Sarah Sahib was studying quietly at the precise moment that life – as she knew it – changed for good.
A deafening boom rattled the stillness inside her classroom. The windows that separated her from the war-torn streets of Iraq shattered, sending shards of glass in every direction.
She was just 17 years old.
Sarah watched in horror as her classmates – some badly wounded – struggled to escape. They didn’t know it at the time, but a terrorist group had bombed a nearby police station, leaving the school as collateral damage.
Moments after the blast, Sarah’s twin brother rushed in, picked her up and carried her away to safety.
“Everything was gone,” Sarah said. “Everything was broken.”
THE EARLY DAYS
Before the Iraq War broke out in 2003, Sarah said her life – by most accounts – was happy and normal. As a high schooler, she was beginning to cultivate her newfound fascination with computers and had just completed her first programming class.

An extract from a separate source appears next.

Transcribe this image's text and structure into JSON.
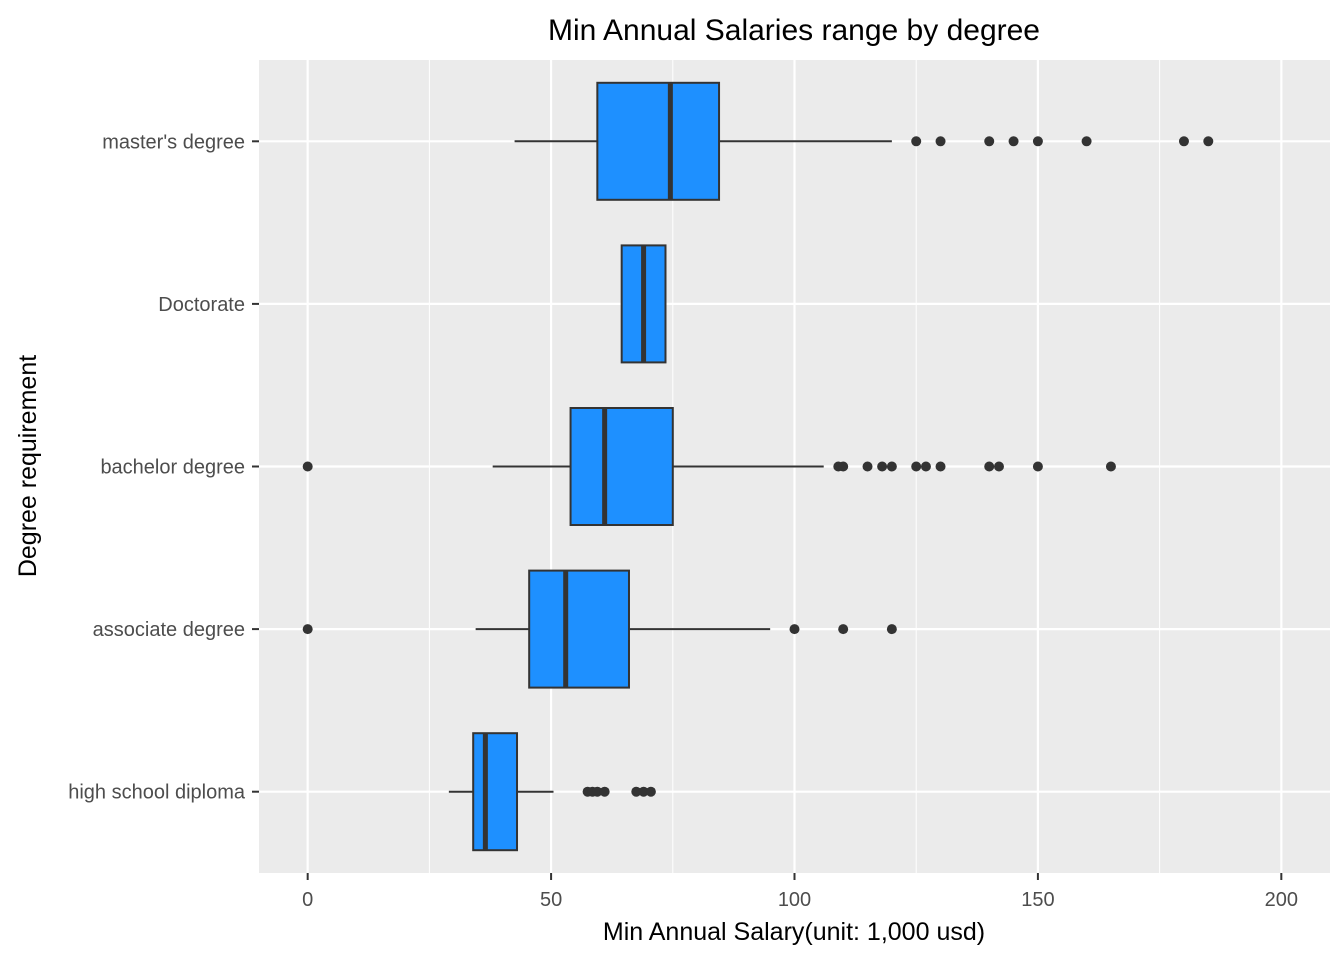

A stark contrast to the tech landscape in Western culture, Sarah said the majority of her fellow programming students were women, adding that men in the country tended to gravitate toward mechanical or defense jobs.
“I really liked it,” she recounted. “It was really interesting to me.”
Her family was happy, too. Her mother and father built and ran a restaurant, serving up Mediterranean dishes to the neighborhood.
“It was nice,” Sarah explained. “I have a big family. If I needed anything… I could call up my aunt or uncle… and they would help me.”
However, as the war raged on and Al-Qaeda took a stronger hold on the city, it became heartbreakingly clear that her family couldn’t stay in Baghdad for much longer. Sarah explained that because her mother is Sunni and her father is Shia, the mixed religions in her household made her family a target for the terrorist group.
“They told us they would kill us if we stayed,” Sarah said. “So, we left.”
A NEW LIFE AWAY FROM HOME
Desperate to escape the ongoing war and the increasing threats from Al-Qaeda, Sarah’s family closed their restaurant and relocated to Egypt.
“Egyptian people welcome Iraqi people... they love Iraqi people,” Sarah said.
Not long after settling into her new home, Sarah enrolled into a prestigious university in Cairo, where she was finally able to immerse herself into programming. Sarah would often stay at school late into the night, workshopping and programming games to help broaden her computer skills.
Shortly after graduation, Sarah realized she needed to move again – not because her life was again in danger, but because workplaces where she could use her programming skills were virtually nonexistent.
“There were no jobs in Egypt, no opportunities,” Sarah explained. “So that’s when we decided to move to the US.”
FINDING A PLACE IN AMERICA
Sarah’s family first landed in Oklahoma, where she accepted a job as a Quality Control Engineer for a software company. She then took on another position in the Oklahoma City area, flexing her talents at a payroll provider, implementing new application software.
“It’s so quiet in the US, “she said. “There is a system for everything. It’s not messy… it’s organized. I felt safe here.”
Then, Sarah headed East, taking a job as an auditor for a large aluminum company in the Pittsburgh area.
At this point, things were going well for Sarah. She was doing meaningful programming work, her family was enjoying their new life in America and she met and married the love of her life.
“My husband is very supportive,” Sarah said. “He’s awesome.”
With her husband cheering her on, Sarah then enrolled into Northwestern University and received her Master of Science in Information Systems (MSIS).
New degree in hand, Sarah began applying for jobs when a company in South Bend, Indiana caught her eye.
(Spoiler Alert: It was MTI.)
JOINING THE MTI FAMILY
“I loved the people, they were so nice to me,” Sarah said, recalling her in-person interview at MTI’s global headquarters. “The interview went really well, and I was so happy to accept the job.”
Sarah’s supervisor, with whom she just so happens to share a first name, took Sarah under her wing, and helped get her up-to-speed on programming friction welding machines.
“Sarah [Wiseman] is awesome,” Sarah said of her supervisor. “She is so supportive, and I am learning so much from her.”
Much of Sarah’s prior work history involved working for larger companies, so Sarah said the more intimate environment at MTI made her feel more welcome.
“It’s like family… everybody helps each other,” Sarah said.
Today, Sarah is helping program the software that helps run MTI’s friction welding machines – but she doesn’t want to stop there. With more experience under her belt, she wants to build her own new software for the machines – coding it all from scratch. Sarah says, based on the support she’s received so far, she feels ready to take on the challenge.
“Every day I’m doing something different – it’s challenging,” Sarah said. “It’s awesome for me because I’m learning. The controls department is great in teaching me.”